Scott Christ is the managing editor of Bad Left Hook and has been covering boxing for SB Nation since 2006.

Manny Pacquiao is supposedly retiring after Saturday's fight with Timothy Bradley, the third meeting between the two welterweight veterans, but there remains the feeling that maybe, just maybe, this won't truly be it.

Despite Pacquiao, 37, saying he's focused on his run for Senate in the Philippines and a post-boxing life that includes more time with his family, he doesn't sound truly committed to the retirement, which is something of a minor shift in tone.

"It's hard to say right now, because I'm not there yet," he said. "I don't know what my feeling will be when I'm there. I don't know yet what my feeling will be when I get there."

Freddie Roach is clearly still hopeful that Pacquiao will fight on, even if only a few more times. "He's fought long enough, but I think he hasn't slowed down at all. His work ethic is still really great. I think he still has a couple fights left in him.

"We do have an agreement, I told him once I see signs of him being -- not shot, but just not the same fighter anymore, I'll tell him and he'll retire. But I don't see that yet. We've had a great training camp for this fight, and he's in as great as shape as I've seen him."

Roach is willing to discuss possible future opponents, even if Pacquiao is staying entirely focused on the task at hand against Bradley. Floyd Mayweather, of course, is the fight that Roach wants the most, but there are other options, including Terence Crawford, who was passed over as an opponent for the April 9 date.

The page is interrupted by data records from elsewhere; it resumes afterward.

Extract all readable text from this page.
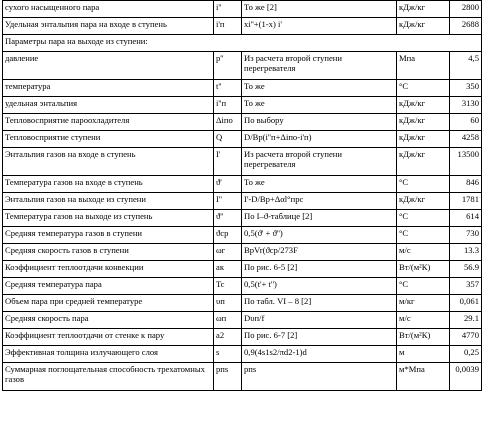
сухого насыщенного пара	i''	То же [2]	кДж/кг	2800
Удельная энтальпия пара на входе в ступень	i'п	xi''+(1-x) i'	кДж/кг	2688
Параметры пара на выходе из ступени:				
давление	p''	Из расчета второй ступени перегревателя	Мпа	4,5
температура	t''	То же	°C	350
удельная энтальпия	i''п	То же	кДж/кг	3130
Тепловосприятие пароохладителя	Δiпо	По выбору	кДж/кг	60
Тепловосприятие ступени	Q	D/Bр(i''п+Δiпо-i'п)	кДж/кг	4258
Энтальпия газов на входе в ступень	I'	Из расчета второй ступени перегревателя	кДж/кг	13500
Температура газов на входе в ступень	ϑ'	То же	°C	846
Энтальпия газов на выходе из ступени	I''	I'-D/Bр+Δαl°прс	кДж/кг	1781
Температура газов на выходе из ступень	ϑ''	По I–ϑ-таблице [2]	°C	614
Средняя температура газов в ступени	ϑср	0,5(ϑ' + ϑ'')	°C	730
Средняя скорость газов в ступени	ωг	BрVr(ϑср/273F	м/с	13.3
Коэффициент теплоотдачи конвекции	aк	По рис. 6-5 [2]	Вт/(м²К)	56.9
Средняя температура пара	Tc	0,5(t'+ t'')	°C	357
Объем пара при средней температуре	υп	По табл. VI – 8 [2]	м/кг	0,061
Средняя скорость пара	ωп	Dυп/f	м/с	29.1
Коэффициент теплоотдачи от стенке к пару	a2	По рис. 6-7 [2]	Вт/(м²К)	4770
Эффективная толщина излучающего слоя	s	0,9(4s1s2/πd2-1)d	м	0,25
Суммарная поглощательная способность трехатомных газов	pпs	pпs	м*Мпа	0,0039
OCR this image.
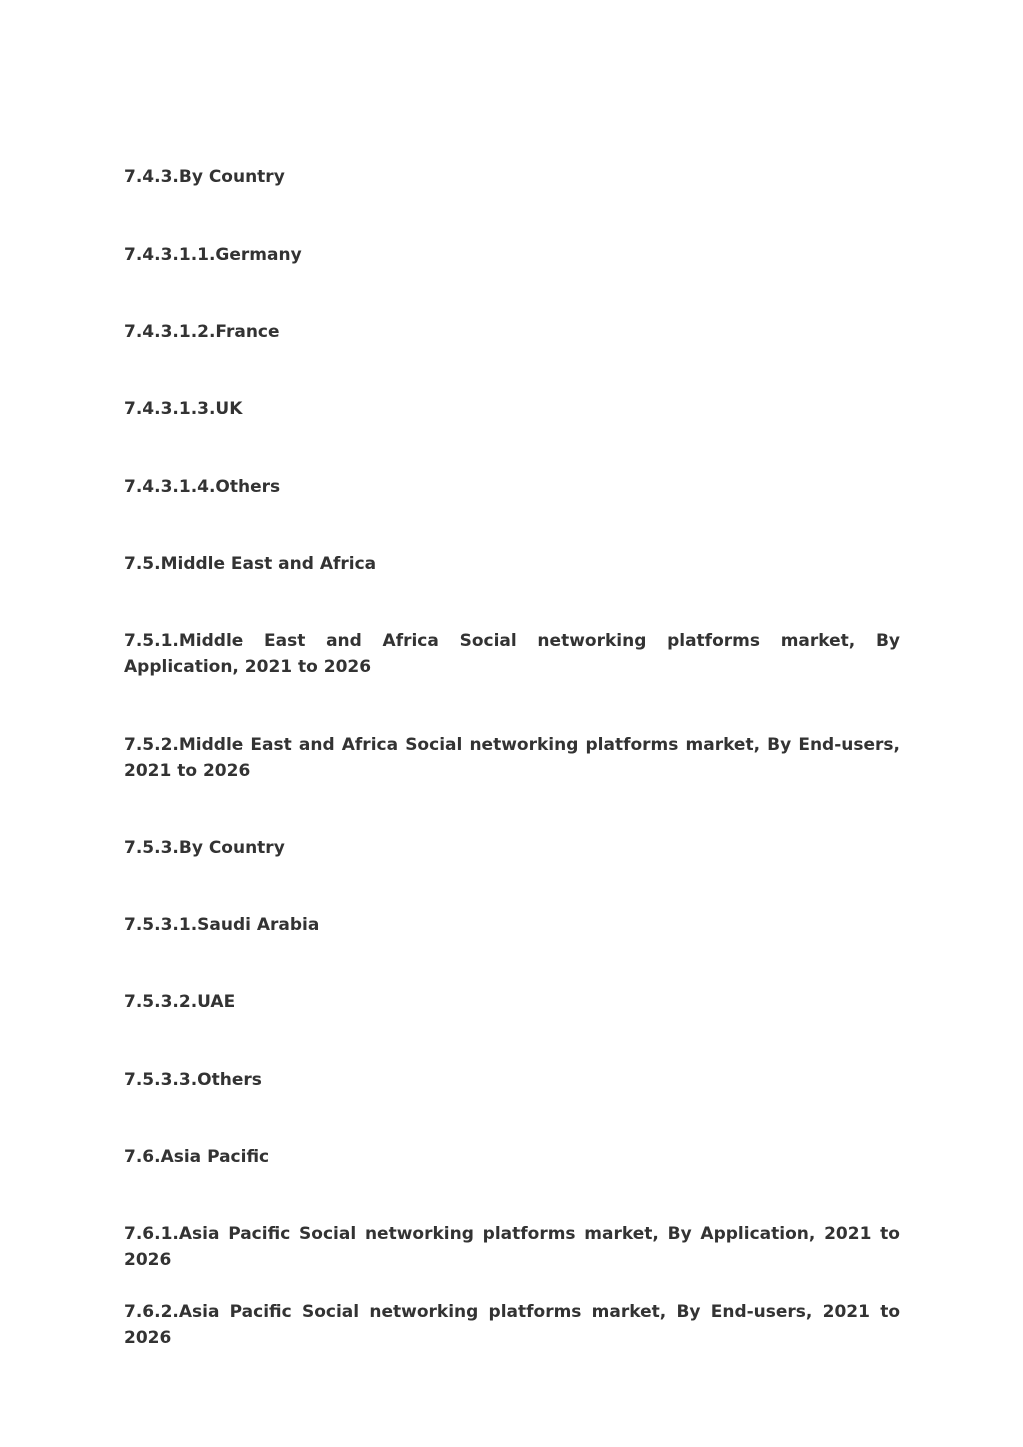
7.4.3.By Country

7.4.3.1.1.Germany

7.4.3.1.2.France

7.4.3.1.3.UK

7.4.3.1.4.Others

7.5.Middle East and Africa

7.5.1.Middle East and Africa Social networking platforms market, By Application, 2021 to 2026

7.5.2.Middle East and Africa Social networking platforms market, By End-users, 2021 to 2026

7.5.3.By Country

7.5.3.1.Saudi Arabia

7.5.3.2.UAE

7.5.3.3.Others

7.6.Asia Pacific

7.6.1.Asia Pacific Social networking platforms market, By Application, 2021 to 2026

7.6.2.Asia Pacific Social networking platforms market, By End-users, 2021 to 2026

"Bob offered me that fight, we said yes," Roach replied at a media Q&A on Tuesday, when asked about not fighting Crawford. "I don't think it was us that didn't make that fight happen."

Promoter Bob Arum took the blame, as it were, for Pacquiao-Crawford not happening.

"I've told everybody the same frickin' thing over and over again," he said, taking over the conversation. "Crawford is an excellent, excellent fighter. A future star for Top Rank and for boxing. But Crawford wasn't known to the people. He had been in a couple of fights on HBO, and we were afraid to put him as a major opponent on a Manny Pacquiao card."

Arum worked in a smiling plug for the card at the same time, adding, "That was before I decided to come up with the idea of the 'No Trump' card, because with the 'No Trump' undercard, Manny could've fought anybody, and we'd still do a million homes."

Crawford, who is scheduled to return on July 23 in Los Angeles, came up again later, when they were asked about possible future opponents. Pacquiao stayed quiet, but Roach was happy to field the question.

"Crawford's one we've talked about. I have no problem with Manny fighting Crawford if he decides to go on, I think it's a great fight for the world and I think the best should fight the best, and they're two of the best out there at this point," he said. "I would like to see him fight Crawford, but again, after the fight Manny will have a better idea of what he wants to do, for sure."

As for the biggest money fight out there that doesn't involve Floyd Mayweather, Roach says he and Pacquiao have also discussed Canelo Alvarez.

"We've talked about it," he said. "I know he's big. Manny's always done well with big guys. I think Manny can outbox Canelo. It's a difficult fight, I know. But I think when we get a look at Amir Khan and how that goes, we'll have a better idea. Because Amir is like Manny, he's a good athlete, very athletic and very fast."